Top 10 marijuana news stories for 2012

If you like drama and marijuana together, then 2012 was the year for you: It was jam-packed with topsy-turvy cannabis news.
As the Obama administration cracked down on medical marijuana dispensaries in California, the president himself said pot users in marijuana-legal states shouldn’t be prosecuted. Come again?
Here’s our list of top pot stories for 2012. 


  1. Pot prices drop
    After the U.S. Department of Justice’s crackdown on state-legal medical marijuana in California, you would think that the Golden State would have become a Mojave Desert of weed. Quite the contrary: Prices plummeted in spring because big growers in the northern half of the state had a surplus crop they couldn’t sell to legit outlets that either closed or were afraid to operate. Oops? And, yay (for consumers).

  1. Marijuana for profit?
    The crux of the debate over the legality of marijuana dispensaries often comes down to whether the law allows profit-taking in the distribution of such medicine. The likes of L.A.’s own City Attorney, Carmen Trutanich, says it doesn’t. The guy who wrote the law, SB 420, made a stand: Former state Sen. John Vasconcellos said the law was indeed intended to allow for retail-style, for-profit sales of pot. However: Trutanich’s office says California courts have ruled that notion out of existence.
    Today, it’s still up in the air, sort of like what you just exhaled.

  1. Unluckiest pot proponent ever.
    Southern California pot shop operator Aaron Sandusky bravely fought the law. And the law won. He stood up to federal prosecutors who essentially said he was a drug dealer for operating G3 Holistics dispensaries in the Inland Empire.
    Sure medical marijuana is legal in California. But feds don’t recognize that. Now Sandusky faces life behind bars.

  1. Marijuana as medicine.
    President Obama himself has said there’s not much he can do about the illegality of marijuana. It’s a law. Not his law. But decriminalization advocates have been pushing his administration on that point — all the way to federal court. The group Americans for Safe Access has challenged the DEA regarding its “scheduling” of pot as an outlaw drug with no medical benefits.
    That’s not law, it’s policy. In fact, ASA, argues, there is evidence of medicinal qualities for weed. If the group wins, it might be harder for feds to prosecute pot shops in medical marijuana states like California. Results are pending.

  1. Pot shops and crime.
    Despite our victory dance last year when RAND withdrew a study that said local dispensaries seem to reduce neighborhood crime after we had some serious questions about the data, it’s nice to see that your friendly neighborhood weed retailer is indeed not much more dangerous than Trader Joe’s. UCLA researchers concluded “
    the density of medical marijuana dispensaries may not be associated with crime rates … ” Good ’cause that stuff makes us paranoid.

  1. Call 911.
    A sad part of modern drug law means that some of you party people are afraid to call for help when your friend passes out from too much chronic and/or whatever else you’re doing. A new law by state Assemblyman Tom Ammiano should put a stop to this madness.
    It provides immunity to people with small amounts of drugs on them who want to call paramedics when a friend overdoses.


  1. You like your pot.
    Despite repeated attempts by the city of Los Angeles to choke out the medical marijuana business, the people have spoken: According to November exit polling by Loyola Marymount University
    56 percent of Angeleno voters support “the cultivation, prescription (recommendation), and distribution of medical marijuana.” So why was the city trying to ban dispensaries again?

  1. Obama says smoke ’em if you got ’em.
    Sort of.
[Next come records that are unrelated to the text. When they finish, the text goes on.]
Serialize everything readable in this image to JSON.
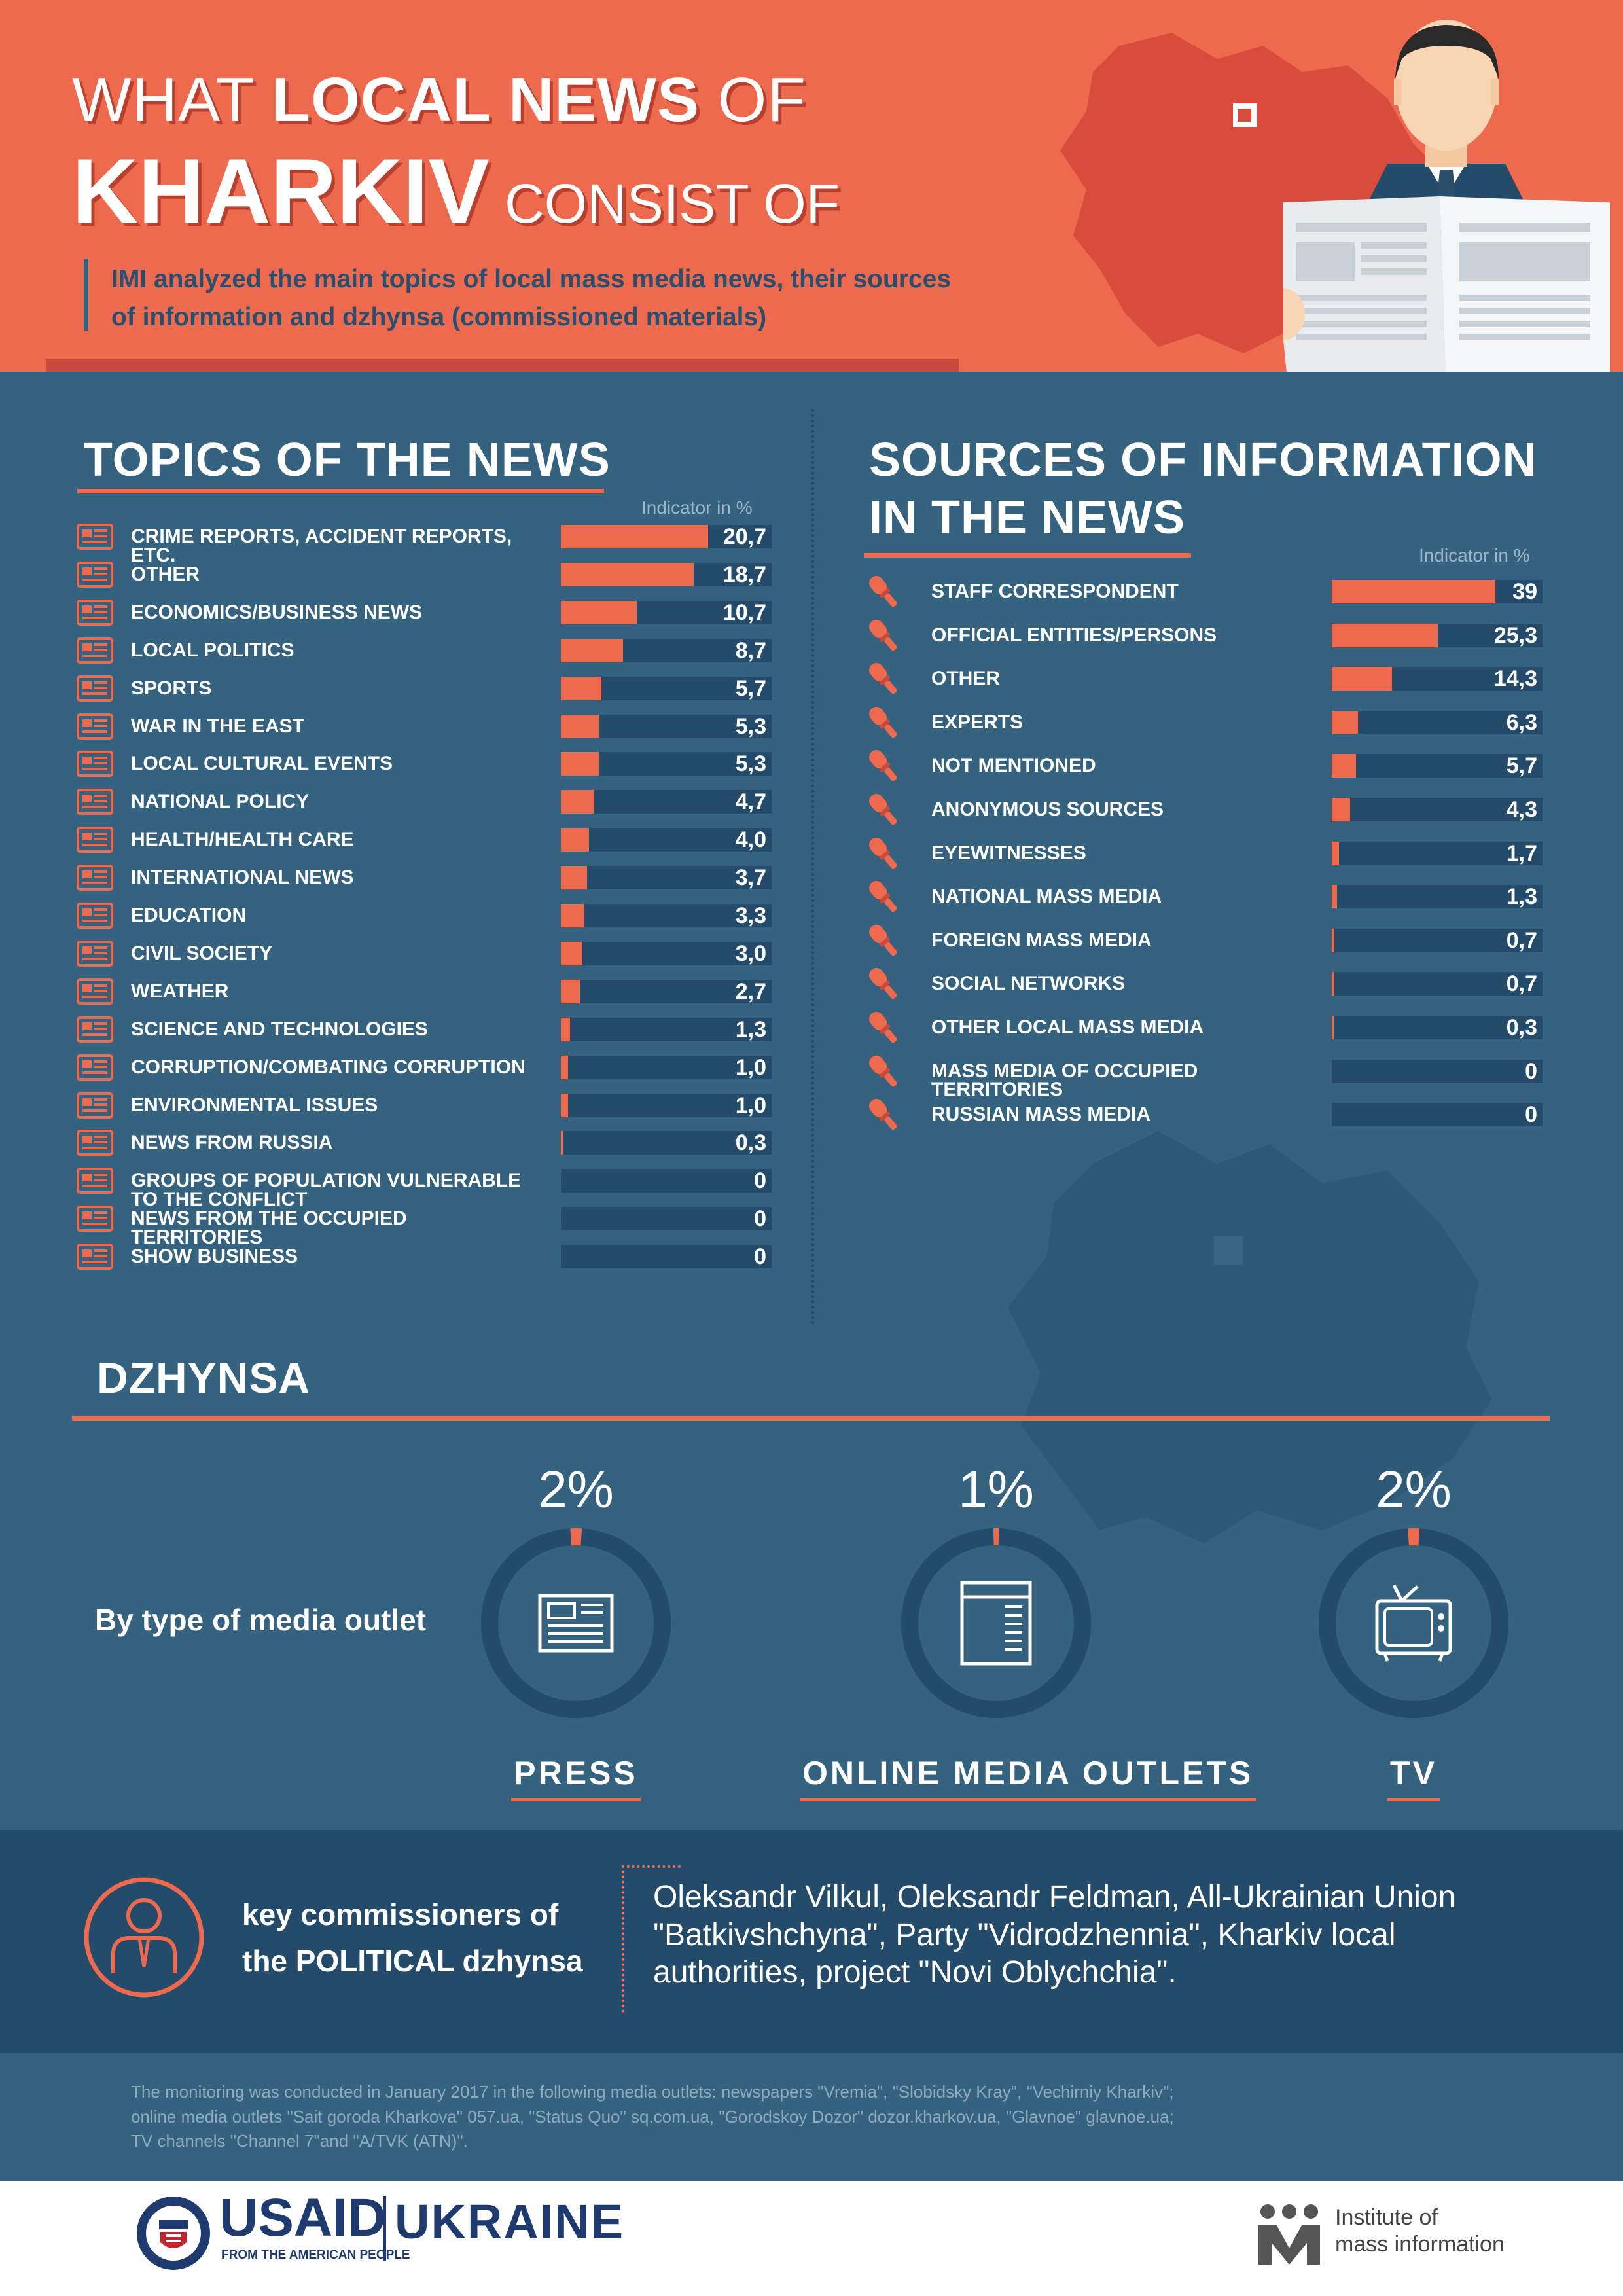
{
  "header": {
    "title_part1": "WHAT ",
    "title_bold1": "LOCAL NEWS",
    "title_part2": " OF",
    "title_bold2": "KHARKIV",
    "title_part3": " CONSIST OF",
    "description": "IMI analyzed the main topics of local mass media news, their sources of information and dzhynsa (commissioned materials)"
  },
  "topics": {
    "title": "TOPICS OF THE NEWS",
    "indicator": "Indicator in %"
  },
  "sources": {
    "title_line1": "SOURCES OF INFORMATION",
    "title_line2": "IN THE NEWS",
    "indicator": "Indicator in %"
  },
  "dzhynsa": {
    "title": "DZHYNSA",
    "by_type_label": "By type of media outlet"
  },
  "commissioners": {
    "label_line1": "key commissioners of",
    "label_line2": "the POLITICAL dzhynsa",
    "text": "Oleksandr Vilkul, Oleksandr Feldman, All-Ukrainian Union \"Batkivshchyna\", Party \"Vidrodzhennia\", Kharkiv local authorities, project \"Novi Oblychchia\"."
  },
  "note": {
    "line1": "The monitoring was conducted in January 2017 in the following media outlets: newspapers \"Vremia\", \"Slobidsky Kray\", \"Vechirniy Kharkiv\";",
    "line2": "online media outlets \"Sait goroda Kharkova\" 057.ua, \"Status Quo\" sq.com.ua, \"Gorodskoy Dozor\" dozor.kharkov.ua, \"Glavnoe\" glavnoe.ua;",
    "line3": "TV channels \"Channel 7\"and \"A/TVK (ATN)\"."
  },
  "logos": {
    "usaid": "USAID",
    "usaid_sub": "FROM THE AMERICAN PEOPLE",
    "ukraine": "UKRAINE",
    "imi_line1": "Institute of",
    "imi_line2": "mass information"
  },
  "colors": {
    "accent": "#ee6a4f",
    "background": "#35627f",
    "dark": "#244b69"
  },
  "chart_data": [
    {
      "type": "bar",
      "title": "TOPICS OF THE NEWS",
      "ylabel": "Indicator in %",
      "xlim": [
        0,
        20.7
      ],
      "categories": [
        "CRIME REPORTS, ACCIDENT REPORTS, ETC.",
        "OTHER",
        "ECONOMICS/BUSINESS NEWS",
        "LOCAL POLITICS",
        "SPORTS",
        "WAR IN THE EAST",
        "LOCAL CULTURAL EVENTS",
        "NATIONAL POLICY",
        "HEALTH/HEALTH CARE",
        "INTERNATIONAL NEWS",
        "EDUCATION",
        "CIVIL SOCIETY",
        "WEATHER",
        "SCIENCE AND TECHNOLOGIES",
        "CORRUPTION/COMBATING CORRUPTION",
        "ENVIRONMENTAL ISSUES",
        "NEWS FROM RUSSIA",
        "GROUPS OF POPULATION VULNERABLE TO THE CONFLICT",
        "NEWS FROM THE OCCUPIED TERRITORIES",
        "SHOW BUSINESS"
      ],
      "values": [
        20.7,
        18.7,
        10.7,
        8.7,
        5.7,
        5.3,
        5.3,
        4.7,
        4.0,
        3.7,
        3.3,
        3.0,
        2.7,
        1.3,
        1.0,
        1.0,
        0.3,
        0,
        0,
        0
      ],
      "labels": [
        "20,7",
        "18,7",
        "10,7",
        "8,7",
        "5,7",
        "5,3",
        "5,3",
        "4,7",
        "4,0",
        "3,7",
        "3,3",
        "3,0",
        "2,7",
        "1,3",
        "1,0",
        "1,0",
        "0,3",
        "0",
        "0",
        "0"
      ]
    },
    {
      "type": "bar",
      "title": "SOURCES OF INFORMATION IN THE NEWS",
      "ylabel": "Indicator in %",
      "xlim": [
        0,
        39
      ],
      "categories": [
        "STAFF CORRESPONDENT",
        "OFFICIAL ENTITIES/PERSONS",
        "OTHER",
        "EXPERTS",
        "NOT MENTIONED",
        "ANONYMOUS SOURCES",
        "EYEWITNESSES",
        "NATIONAL MASS MEDIA",
        "FOREIGN MASS MEDIA",
        "SOCIAL NETWORKS",
        "OTHER LOCAL MASS MEDIA",
        "MASS MEDIA OF OCCUPIED TERRITORIES",
        "RUSSIAN MASS MEDIA"
      ],
      "values": [
        39,
        25.3,
        14.3,
        6.3,
        5.7,
        4.3,
        1.7,
        1.3,
        0.7,
        0.7,
        0.3,
        0,
        0
      ],
      "labels": [
        "39",
        "25,3",
        "14,3",
        "6,3",
        "5,7",
        "4,3",
        "1,7",
        "1,3",
        "0,7",
        "0,7",
        "0,3",
        "0",
        "0"
      ]
    },
    {
      "type": "pie",
      "title": "DZHYNSA",
      "categories": [
        "PRESS",
        "ONLINE MEDIA OUTLETS",
        "TV"
      ],
      "values": [
        2,
        1,
        2
      ],
      "labels": [
        "2%",
        "1%",
        "2%"
      ],
      "icons": [
        "newspaper-icon",
        "browser-window-icon",
        "tv-icon"
      ]
    }
  ]
}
Strange days, though, when the Obama administration’s Department of Justice is going after medical marijuana dispensaries in L.A. and the president is saying that small-time pot users shouldn’t be prosecuted in medical-legal states. Obama told Barbara Walters recently that federal authorities “have bigger fish to fry,” adding: “
    It would not make sense for us to see a top priority as going after recreational users in states that have determined that it’s legal.” Um. Okay.

  1. L.A. crack down.
    So Obama is like, Blah-blah-blah smoking weed is no big deal I used to do it. Then his administration targets every pot shop in downtown and Eagle Rock and tells them to shut their doors or be prosecuted like common drug dealers? That’s exactly what happened in September. Each and everyone one of those shops got warning letters and then follow-up visits by federal agents. Wisely, some if not many closed their doors.

  1. Dispensaries live!
    After the L.A. City Council banned all pot shops in town, dispensaries organized and fought back with a referendum that forced the council to either bring the matter to voters or overturn its own ban. It did the latter.
    Pot shops remain and, perhaps, thrive (except for those in downtown and Eagle Rock), although there are now two ballot initiatives aiming for May that would regulate and even shut down many shops, depending on how you vote. Your weed is safe for now.